About halfway through my recent two-week fellowship at Quarry Farm I felt a new affinity with something Mark Twain wrote while perched there “on top of the hill near heaven.”
“I have the feeling of being a sort of scrub angel,” Twain mused, “& am more moved to help shove the clouds around, & get the stars on deck promptly, & keep all things trim & ship-shape in the firmament than to bother myself with the humble insect-interests & occupations of the distant earth.”
Obviously, Quarry Farm was a special place for Mark Twain. For over twenty years, Twain and his family summered there at the home of his sister-in-law Susan and her husband Theodore Crane. His octagonal study, where he wrote many of his classics, was a short walk from the farmhouse to its celestial perch overlooking the city of Elmira and the Chemung River Valley.
The study can now be found down on Elmira College’s campus, the spot where it used to sit is mostly overgrown with trees these days.
It is still possible, however, to experience something like Twain’s scrub-angel epiphany at Quarry Farm. After a day there devoted to writing, sitting in a rocking chair on the front porch—taking in the scenic view of distant earth below and listening to the wind bloweth where it listeth through the trees—I felt a sincere “Amen” to Twain’s homily might be order.
What I heard instead was a cat’s thunderous meow.
That’s when I saw a black-and-white, bobtailed feline with emerald eyes sauntering across the porch toward me.
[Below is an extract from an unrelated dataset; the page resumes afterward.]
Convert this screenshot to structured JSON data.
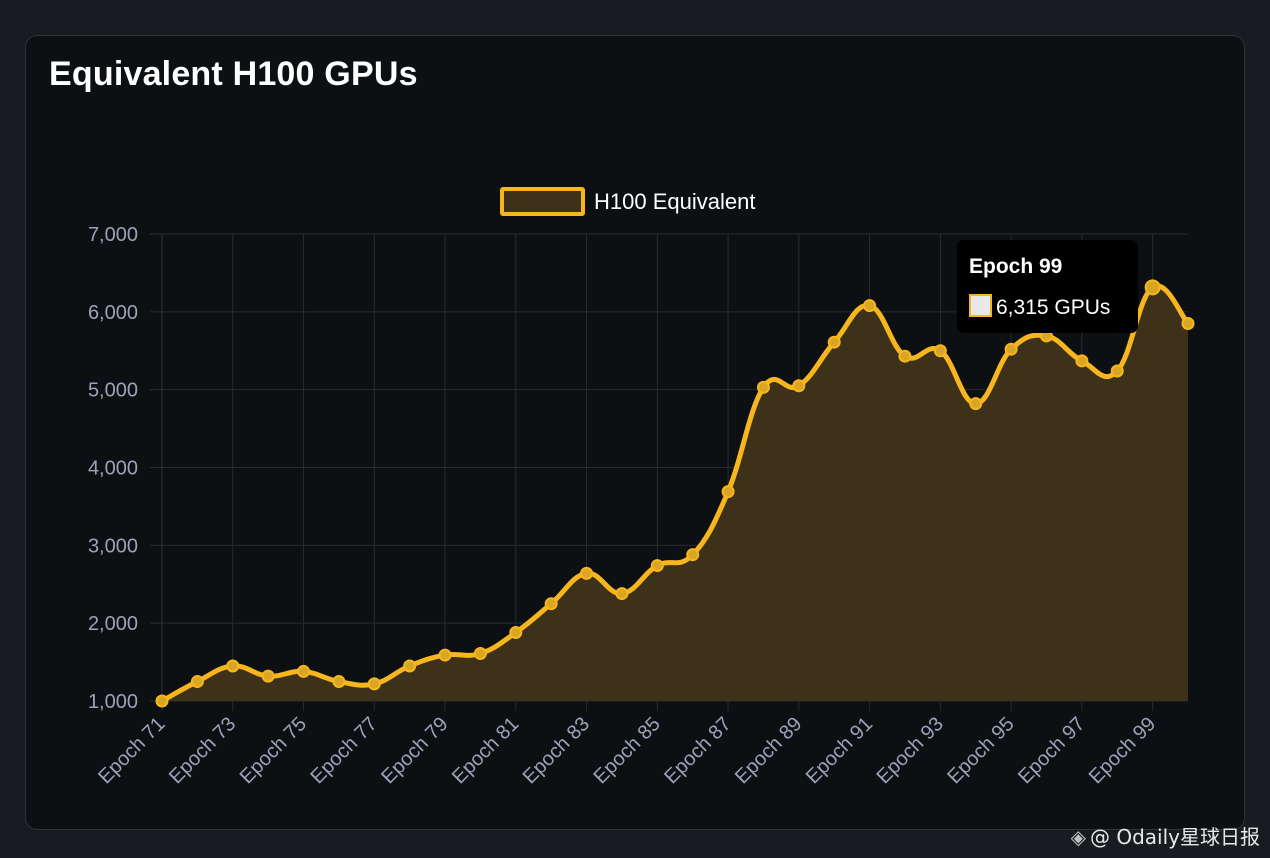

With a sudden, acrobatically impressive back roll onto my foot, the cat lay supine looking up at me, letting me know I was to pay homage to him (or her…I didn’t ask what the cat’s pronouns were).
As I was petting my new furry friend (whom I dubbed Bob due to his or her tail, or lack thereof), it occurred to me that another bit of Quarry Farm’s Mark Twain lore (his love of cats) had manifested for me in purring fur ball at my feet.
Bob fit right in with Quarry Farm’s heavenly firmament. In A Connecticut Yankee in King Arthur’s Court, Twain observed that “these graceful and harmless cats would easily become as sacred as any other royalties, and indeed more so…and must be worthy of a deeper love and reverence than the customary human king, and would certainly get it.”
Twain is known for his general love of animals, of course. But, as confirmed by several photos of him at Quarry Farm and elsewhere striking fond poses with a beloved cat, Twain had a special soft spot in his curmudgeonly heart for these enigmatic animals.
Susy Clemens wrote in her biography of her father that: “The difference between papa and mama is, that mama loves morals and papa loves cats.”
Not that there was a dichotomy for Twain between morality and cats. It’s just that cats embodied a code far more fitting for a place “on top of the hill near heaven.” In 1906, Twain noted how the qualities of a cat named Sour Mash exemplified this code:
I had a great admiration for Sour Mash, and a great affection for her, too. She was one of the institutions of Quarry Farm for a good many years. She had an abundance of that noble quality which all cats possess, and which neither man nor any other animal possesses in any considerable degree – independence. Also she was affectionate, she was loyal, she was plucky, she was enterprising, she was just to her friends and unjust to her enemies — and she was righteously entitled to the high compliment which so often fell from the lips of John T. Lewis — reluctantly, and as by compulsion, but all the more precious for that: “‘Other Christians is always worrying about other people’s opinions, but Sour Mash don’t give a damn.’”
Or perhaps she only gave a damn about things that ultimately matter.
That’s the attitude Bob (or whatever your deep and inscrutable singular name—ala T.S. Eliot—really is) and my stay at Quarry Farm instilled in me, if only for that time spent so close to heaven.